Varnish shouldn’t be used directly out of the can because each time the brush is dipped into the material the contents can become contaminated with dust or debris transferred from the surface. Prior to application, varnish should be decanted into a paint cup and strained through a paint filter. It’s also a good idea to minimize the dust and other contaminants that may collect on a brush by keeping it covered when not in use. Just before you begin varnishing, the surface should be wiped with a tack rag. There are several schools of thought regarding the process. Traditionalists often use a conventional tack rag that’s basically cheesecloth saturated with a slightly sticky linseed oil that plucks dust and lint from the surface. There’s some concern that a bit of the sticky residue may be left behind on the surface may hamper adhesion. Most conventional oil and resin-based varnishes won’t be adversely affected, but some modern coatings aren’t as forgiving. This has caused many pros to opt for plain cheesecloth or a slightly damp cotton rag moistened with reducer, alcohol or even water. If you use a conventional spar varnish, traditional tack rags
work just fine.
The build-up process begins with a thin penetrating sealer coat that’s comprised of the regular varnish thinned 20- to 30-percent with the manufacturer’s recommended reducer. This should be a fairly miserly applied coat that leaves behind what appear to be dry spots and no sags or surface accumulation. Depending upon the temperature, it usually dries in a day and the results are anything but spectacular. This first thin coat lifts the grain and provides an essential anchor between the wood and the varnish layers to come. The surface will appear rough but even in color. If it reveals an odd, uneven surface with sanding marks, scraper gouges and signs of old varnish, you’ve got a problem that won’t get any better as more coats are added. A difficult decision must be made, either return to the sanding phase and do a better job of eliminating the imperfections, or carry on and accept a more rough and ready finish—a boat meant for action rather than posing pier side.
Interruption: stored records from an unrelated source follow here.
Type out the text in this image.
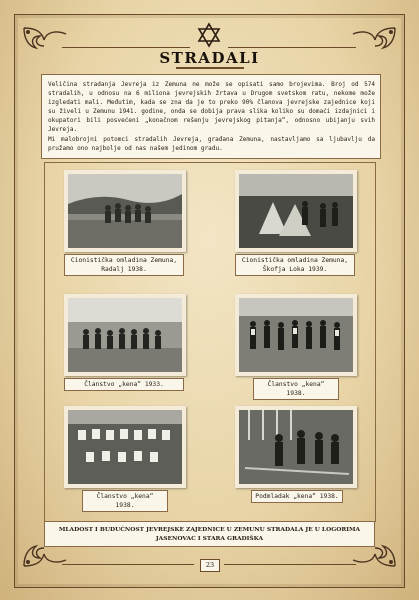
STRADALI

Veličina stradanja Jevreja iz Zemuna ne može se opisati samo brojevima. Broj od 574 stradalih, u odnosu na 6 miliona jevrejskih žrtava u Drugom svetskom ratu, nekome može izgledati mali. Međutim, kada se zna da je to preko 90% članova jevrejske zajednice koji su živeli u Zemunu 1941. godine, onda se dobija prava slika koliko su domaći izdajnici i okupatori bili posvećeni „konačnom rešenju jevrejskog pitanja“, odnosno ubijanju svih Jevreja.

Mi malobrojni potomci stradalih Jevreja, građana Zemuna, nastavljamo sa ljubavlju da pružamo ono najbolje od nas našem jedinom gradu.

Cionistička omladina Zemuna, Radalj 1938.
Cionistička omladina Zemuna, Škofja Loka 1939.
Članstvo „kena“ 1933.	Članstvo „kena“ 1938.
Članstvo „kena“ 1938.
Podmladak „kena“ 1938.
MLADOST I BUDUĆNOST JEVREJSKE ZAJEDNICE U ZEMUNU STRADALA JE U LOGORIMA JASENOVAC I STARA GRADIŠKA
23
The good news for those with a Cetol or other wood finish aspirations, is that there’s much less perspiration in the prep and application process. Great results are gained from doing a less rigorous version of what’s been outlined above. You’ll be committed to less sanding, less obsessing over dust control and surface evenness and fewer coats are required. Compliments will accumulate about how good the woodwork looks, and as long as you’re not tied up next to one of Tom Morris’ goldplaters, or a painstakingly resurrected S&S classic, the alternative to varnish excels. As one well-respected master craftsman and professional wood finisher put it, “do-it-yourselfers should keep two things in mind. The first is to stop pointing out to anyone who looks at your work where the one sag or solo dry spot lies—they’ll likely never see them and there’s no upside to obsessing over minor flaws. And secondly, if you ever do achieve the perfect, flawless, mirror-glass finish on a fine teak cabin table or set of hatch boards, someone will undoubtedly ask if it’s Formica!”